There is another difference between the events of 1988 and today. At that time, the protests were led and organized mostly by students; today the protests are led by Buddhist monks. It is hard to overestimate the role of the monks in Burmese society. They are the source of moral legitimacy of any public and political structure or institution, and to lose the monks’ support means to lose such legitimacy in the eyes of the society. This, in its turn, means that any such structure or institution is doomed, which is why today we can predict with certainty that the military regime in Myanmar will soon be gone.

Today the situation in Myanmar, a country that had been abandoned to the periphery of world politics, has become a major international problem. It is the subject of intensive discussion at the UN General Assembly; it has captured the attention of the leading powers of the world. Leaders of the United States, France and the UK, among others have already responded to these events by criticizing the military regime and urging the world community to take various measures against it.

The reaction of the world's leading powers to these events is characterized by the fact that Myanmar has little to offer the outside world. It does not have any large-scale supplies of oil or gas or any other attractive deposits of natural resources. The G8 countries have little or no economic interests in Myanmar.

China is somewhat of an exception; traditionally, it has seen its southern neighbor as one of the few areas where it can play an active political and economic role, which is why China’s reluctance to join the choir of international critics of the Yangon regime is quite understandable. On the other hand, as the Olympic Games in Beijing approach, China – under Western pressure - has already agreed to terminate its relationships with Sudan and the Congo due to human rights violations in those countries.

Today Russia does not really care about Western public opinion, and sometimes this is a good thing.
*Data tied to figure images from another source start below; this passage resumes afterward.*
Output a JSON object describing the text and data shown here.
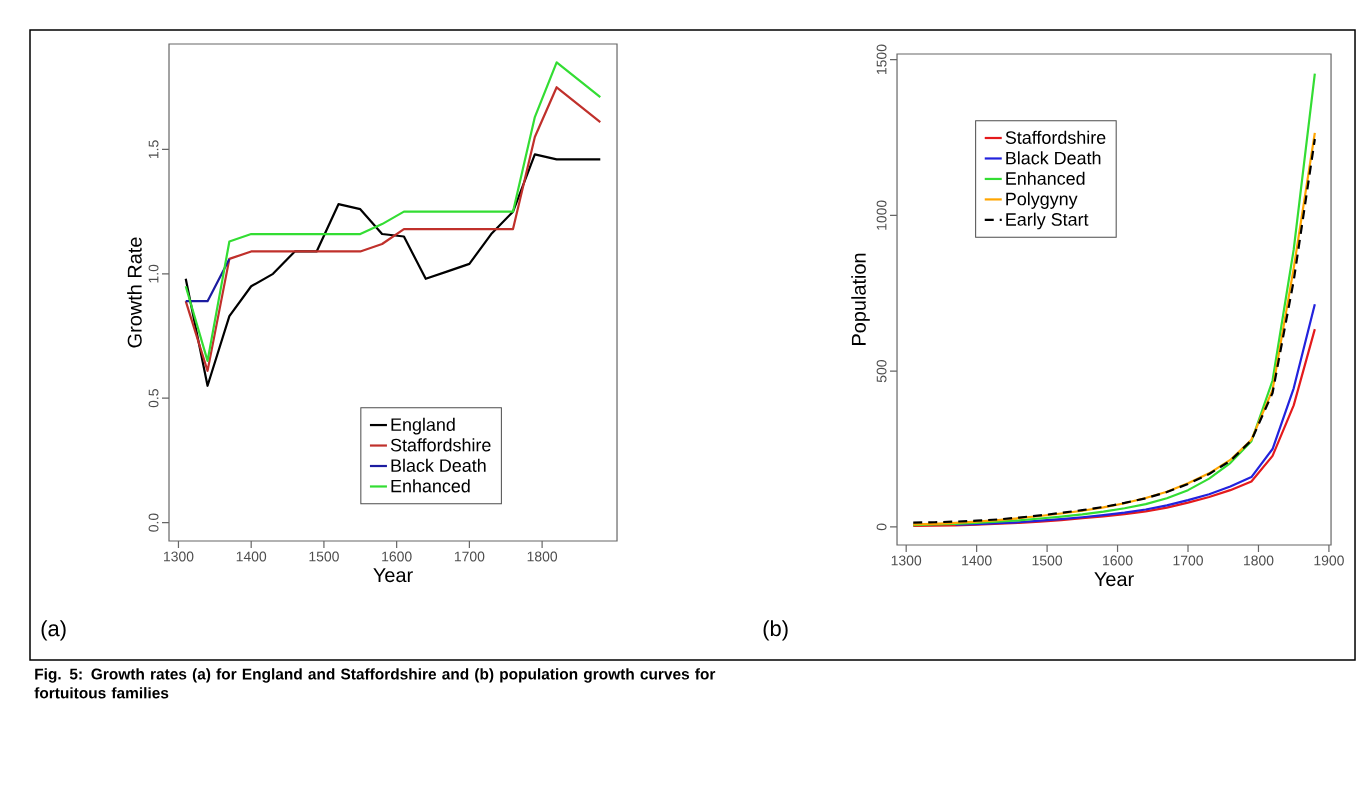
{
  "chart_data": [
    {
      "type": "line",
      "xlabel": "Year",
      "ylabel": "Growth Rate",
      "annotations": [
        "(a)",
        "Fig. 5: Growth rates (a) for England and Staffordshire and (b) population growth curves for fortuitous families"
      ],
      "x": [
        1310,
        1340,
        1370,
        1400,
        1430,
        1460,
        1490,
        1520,
        1550,
        1580,
        1610,
        1640,
        1670,
        1700,
        1730,
        1760,
        1790,
        1820,
        1880
      ],
      "xlim": [
        1287,
        1903
      ],
      "xticks": [
        1300,
        1400,
        1500,
        1600,
        1700,
        1800
      ],
      "ylim": [
        -0.074,
        1.924
      ],
      "yticks": [
        {
          "value": 0,
          "label": "0.0"
        },
        {
          "value": 0.5,
          "label": "0.5"
        },
        {
          "value": 1,
          "label": "1.0"
        },
        {
          "value": 1.5,
          "label": "1.5"
        }
      ],
      "legend": "bottom right",
      "series": [
        {
          "name": "England",
          "color": "#000000",
          "values": [
            0.98,
            0.55,
            0.83,
            0.95,
            1.0,
            1.09,
            1.09,
            1.28,
            1.26,
            1.16,
            1.15,
            0.98,
            1.01,
            1.04,
            1.16,
            1.25,
            1.48,
            1.46,
            1.46
          ]
        },
        {
          "name": "Staffordshire",
          "color": "#c0302b",
          "values": [
            0.89,
            0.61,
            1.06,
            1.09,
            1.09,
            1.09,
            1.09,
            1.09,
            1.09,
            1.12,
            1.18,
            1.18,
            1.18,
            1.18,
            1.18,
            1.18,
            1.55,
            1.75,
            1.61
          ]
        },
        {
          "name": "Black Death",
          "color": "#1c1ca0",
          "values": [
            0.89,
            0.89,
            1.06,
            null,
            null,
            null,
            null,
            null,
            null,
            null,
            null,
            null,
            null,
            null,
            null,
            null,
            null,
            null,
            null
          ]
        },
        {
          "name": "Enhanced",
          "color": "#33dd33",
          "values": [
            0.95,
            0.65,
            1.13,
            1.16,
            1.16,
            1.16,
            1.16,
            1.16,
            1.16,
            1.2,
            1.25,
            1.25,
            1.25,
            1.25,
            1.25,
            1.25,
            1.63,
            1.85,
            1.71
          ]
        }
      ]
    },
    {
      "type": "line",
      "xlabel": "Year",
      "ylabel": "Population",
      "annotations": [
        "(b)"
      ],
      "x": [
        1310,
        1340,
        1370,
        1400,
        1430,
        1460,
        1490,
        1520,
        1550,
        1580,
        1610,
        1640,
        1670,
        1700,
        1730,
        1760,
        1790,
        1820,
        1850,
        1880
      ],
      "xlim": [
        1287,
        1903
      ],
      "xticks": [
        1300,
        1400,
        1500,
        1600,
        1700,
        1800,
        1900
      ],
      "ylim": [
        -58,
        1518
      ],
      "yticks": [
        0,
        500,
        1000,
        1500
      ],
      "legend": "top left",
      "series": [
        {
          "name": "Staffordshire",
          "color": "#e41a1c",
          "values": [
            3,
            4,
            5,
            7,
            10,
            13,
            17,
            22,
            28,
            34,
            41,
            50,
            62,
            78,
            96,
            118,
            146,
            228,
            390,
            635
          ]
        },
        {
          "name": "Black Death",
          "color": "#2222dd",
          "values": [
            null,
            null,
            7,
            9,
            12,
            15,
            20,
            25,
            31,
            38,
            46,
            56,
            69,
            86,
            105,
            130,
            160,
            250,
            445,
            715
          ]
        },
        {
          "name": "Enhanced",
          "color": "#33dd33",
          "values": [
            6,
            8,
            10,
            13,
            17,
            21,
            27,
            33,
            40,
            49,
            60,
            73,
            92,
            118,
            155,
            205,
            275,
            470,
            890,
            1455
          ]
        },
        {
          "name": "Polygyny",
          "color": "#ffa500",
          "values": [
            8,
            10,
            13,
            17,
            22,
            28,
            35,
            43,
            52,
            63,
            76,
            93,
            113,
            140,
            172,
            215,
            280,
            440,
            830,
            1265
          ]
        },
        {
          "name": "Early Start",
          "color": "#000000",
          "line_style": "dashed",
          "values": [
            14,
            15,
            17,
            20,
            24,
            30,
            37,
            45,
            54,
            64,
            77,
            92,
            112,
            138,
            170,
            212,
            278,
            430,
            790,
            1245
          ]
        }
      ]
    }
  ]
}
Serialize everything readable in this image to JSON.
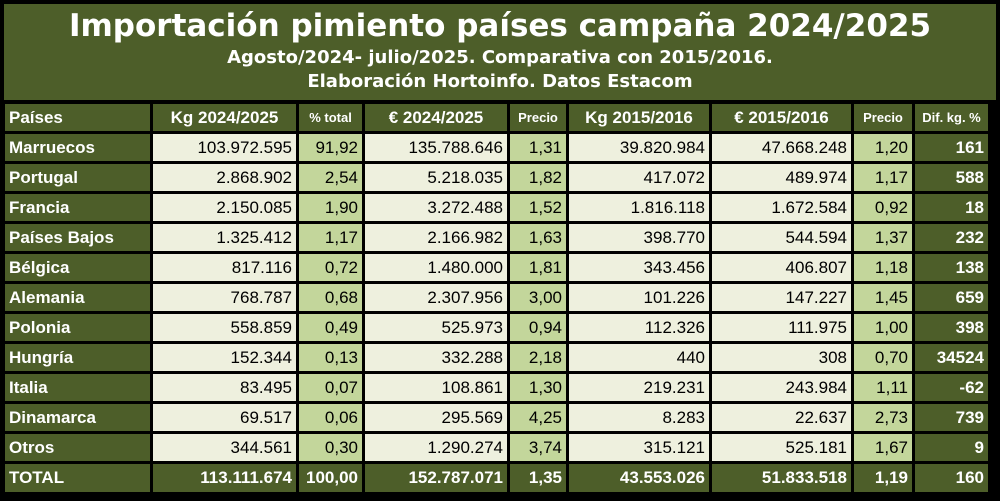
{
  "title": "Importación pimiento países campaña 2024/2025",
  "subtitle1": "Agosto/2024- julio/2025. Comparativa con 2015/2016.",
  "subtitle2": "Elaboración Hortoinfo. Datos Estacom",
  "colors": {
    "dark_green": "#4d5e29",
    "light_cell": "#eef0de",
    "medium_green": "#c3d69b"
  },
  "headers": [
    "Países",
    "Kg 2024/2025",
    "% total",
    "€ 2024/2025",
    "Precio",
    "Kg 2015/2016",
    "€ 2015/2016",
    "Precio",
    "Dif. kg. %"
  ],
  "rows": [
    [
      "Marruecos",
      "103.972.595",
      "91,92",
      "135.788.646",
      "1,31",
      "39.820.984",
      "47.668.248",
      "1,20",
      "161"
    ],
    [
      "Portugal",
      "2.868.902",
      "2,54",
      "5.218.035",
      "1,82",
      "417.072",
      "489.974",
      "1,17",
      "588"
    ],
    [
      "Francia",
      "2.150.085",
      "1,90",
      "3.272.488",
      "1,52",
      "1.816.118",
      "1.672.584",
      "0,92",
      "18"
    ],
    [
      "Países Bajos",
      "1.325.412",
      "1,17",
      "2.166.982",
      "1,63",
      "398.770",
      "544.594",
      "1,37",
      "232"
    ],
    [
      "Bélgica",
      "817.116",
      "0,72",
      "1.480.000",
      "1,81",
      "343.456",
      "406.807",
      "1,18",
      "138"
    ],
    [
      "Alemania",
      "768.787",
      "0,68",
      "2.307.956",
      "3,00",
      "101.226",
      "147.227",
      "1,45",
      "659"
    ],
    [
      "Polonia",
      "558.859",
      "0,49",
      "525.973",
      "0,94",
      "112.326",
      "111.975",
      "1,00",
      "398"
    ],
    [
      "Hungría",
      "152.344",
      "0,13",
      "332.288",
      "2,18",
      "440",
      "308",
      "0,70",
      "34524"
    ],
    [
      "Italia",
      "83.495",
      "0,07",
      "108.861",
      "1,30",
      "219.231",
      "243.984",
      "1,11",
      "-62"
    ],
    [
      "Dinamarca",
      "69.517",
      "0,06",
      "295.569",
      "4,25",
      "8.283",
      "22.637",
      "2,73",
      "739"
    ],
    [
      "Otros",
      "344.561",
      "0,30",
      "1.290.274",
      "3,74",
      "315.121",
      "525.181",
      "1,67",
      "9"
    ]
  ],
  "total": [
    "TOTAL",
    "113.111.674",
    "100,00",
    "152.787.071",
    "1,35",
    "43.553.026",
    "51.833.518",
    "1,19",
    "160"
  ]
}
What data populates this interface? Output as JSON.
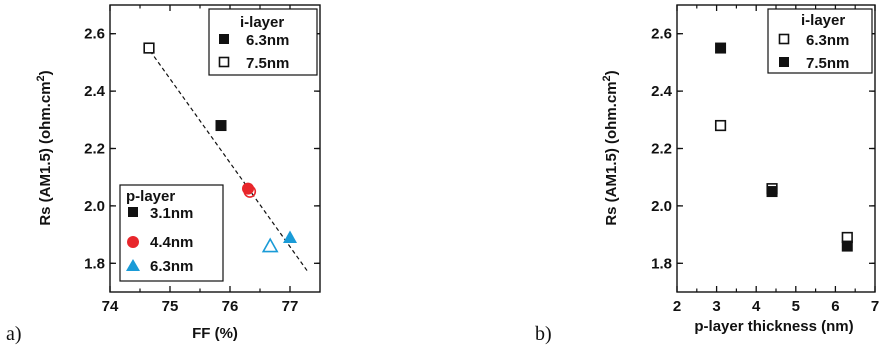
{
  "figure": {
    "colors": {
      "black": "#111111",
      "red": "#e8262b",
      "blue": "#1a9bd7"
    }
  },
  "chart_data": [
    {
      "type": "scatter",
      "panel_label": "a)",
      "xlabel": "FF (%)",
      "ylabel": "Rs (AM1.5) (ohm.cm",
      "ylabel_sup": "2",
      "ylabel_close": ")",
      "xlim": [
        74,
        77.5
      ],
      "ylim": [
        1.7,
        2.7
      ],
      "xticks": [
        "74",
        "75",
        "76",
        "77"
      ],
      "yticks": [
        "1.8",
        "2.0",
        "2.2",
        "2.4",
        "2.6"
      ],
      "legend_i": {
        "title": "i-layer",
        "entries": [
          "6.3nm",
          "7.5nm"
        ],
        "placement": "top-right"
      },
      "legend_p": {
        "title": "p-layer",
        "entries": [
          "3.1nm",
          "4.4nm",
          "6.3nm"
        ],
        "placement": "bottom-left"
      },
      "fit_line": {
        "style": "dashed",
        "x": [
          74.6,
          77.3
        ],
        "y": [
          2.56,
          1.77
        ]
      },
      "series": [
        {
          "p_layer": "3.1nm",
          "i_layer": "6.3nm",
          "marker": "square",
          "filled": true,
          "color": "black",
          "x": 75.85,
          "y": 2.28
        },
        {
          "p_layer": "3.1nm",
          "i_layer": "7.5nm",
          "marker": "square",
          "filled": false,
          "color": "black",
          "x": 74.65,
          "y": 2.55
        },
        {
          "p_layer": "4.4nm",
          "i_layer": "6.3nm",
          "marker": "circle",
          "filled": true,
          "color": "red",
          "x": 76.3,
          "y": 2.06
        },
        {
          "p_layer": "4.4nm",
          "i_layer": "7.5nm",
          "marker": "circle",
          "filled": false,
          "color": "red",
          "x": 76.33,
          "y": 2.05
        },
        {
          "p_layer": "6.3nm",
          "i_layer": "6.3nm",
          "marker": "triangle",
          "filled": true,
          "color": "blue",
          "x": 77.0,
          "y": 1.89
        },
        {
          "p_layer": "6.3nm",
          "i_layer": "7.5nm",
          "marker": "triangle",
          "filled": false,
          "color": "blue",
          "x": 76.67,
          "y": 1.86
        }
      ]
    },
    {
      "type": "scatter",
      "panel_label": "b)",
      "xlabel": "p-layer thickness (nm)",
      "ylabel": "Rs (AM1.5) (ohm.cm",
      "ylabel_sup": "2",
      "ylabel_close": ")",
      "xlim": [
        2,
        7
      ],
      "ylim": [
        1.7,
        2.7
      ],
      "xticks": [
        "2",
        "3",
        "4",
        "5",
        "6",
        "7"
      ],
      "yticks": [
        "1.8",
        "2.0",
        "2.2",
        "2.4",
        "2.6"
      ],
      "legend_i": {
        "title": "i-layer",
        "entries": [
          "6.3nm",
          "7.5nm"
        ],
        "placement": "top-right"
      },
      "series": [
        {
          "i_layer": "6.3nm",
          "marker": "square",
          "filled": false,
          "color": "black",
          "points": [
            {
              "x": 3.1,
              "y": 2.28
            },
            {
              "x": 4.4,
              "y": 2.06
            },
            {
              "x": 6.3,
              "y": 1.89
            }
          ]
        },
        {
          "i_layer": "7.5nm",
          "marker": "square",
          "filled": true,
          "color": "black",
          "points": [
            {
              "x": 3.1,
              "y": 2.55
            },
            {
              "x": 4.4,
              "y": 2.05
            },
            {
              "x": 6.3,
              "y": 1.86
            }
          ]
        }
      ]
    }
  ]
}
However, the Russian Ministry of Foreign Affairs declaration that the mass shootings of peaceful civilians in Myanmar is “the country’s internal affair,” is not appropriate.

Myanmar is not part of the post-Soviet space; it is far from being a zone of vital interest for Russia, the relationship between Russia and Myanmar has no additional extraneous geopolitical circumstances.

In the absence of any ulterior motives, it is possible to view Myanmar as a test for Russian foreign policy. The shooting of a peaceful demonstration in Myanmar really is a shooting of a peaceful demonstration, not one organized by some hidden enemies of Russia like the “sponsors of the Orange Revolution," George Soros or the CIA. And this is exactly why Russia could have afforded a much more humane reaction - especially since even the UN Charter clearly states that such events cannot, as a matter of principle, be considered as “internal affairs” of any country. By speaking out at this time with a harsh criticism of the Yangon regime, by joining economic sanctions or even by initiating such sanctions, Moscow would not have risked anything in the material or economic sense. Instead, it would have multiplied its moral authority in the international arena. And it would have not earned such reactions as a recent article in The Washington Post, in which the Chinese and Russian supreme authorities were listed together as accomplices of a bloody regime.

As any great power should do in such situations, Russia's reaction should be made on humanistic principles; it should demonstrate special attention to humanitarian issues and to human rights. Because a truly great power can afford to step out onto the international arena to pursue some general principles beyond momentary interests as a reaction to changing external circumstances. In the case of the Myanmar events, I think that the Russian diplomacy has completely failed the “humanitarian test.”

Georgy Bovt is a Moscow-based political analyst.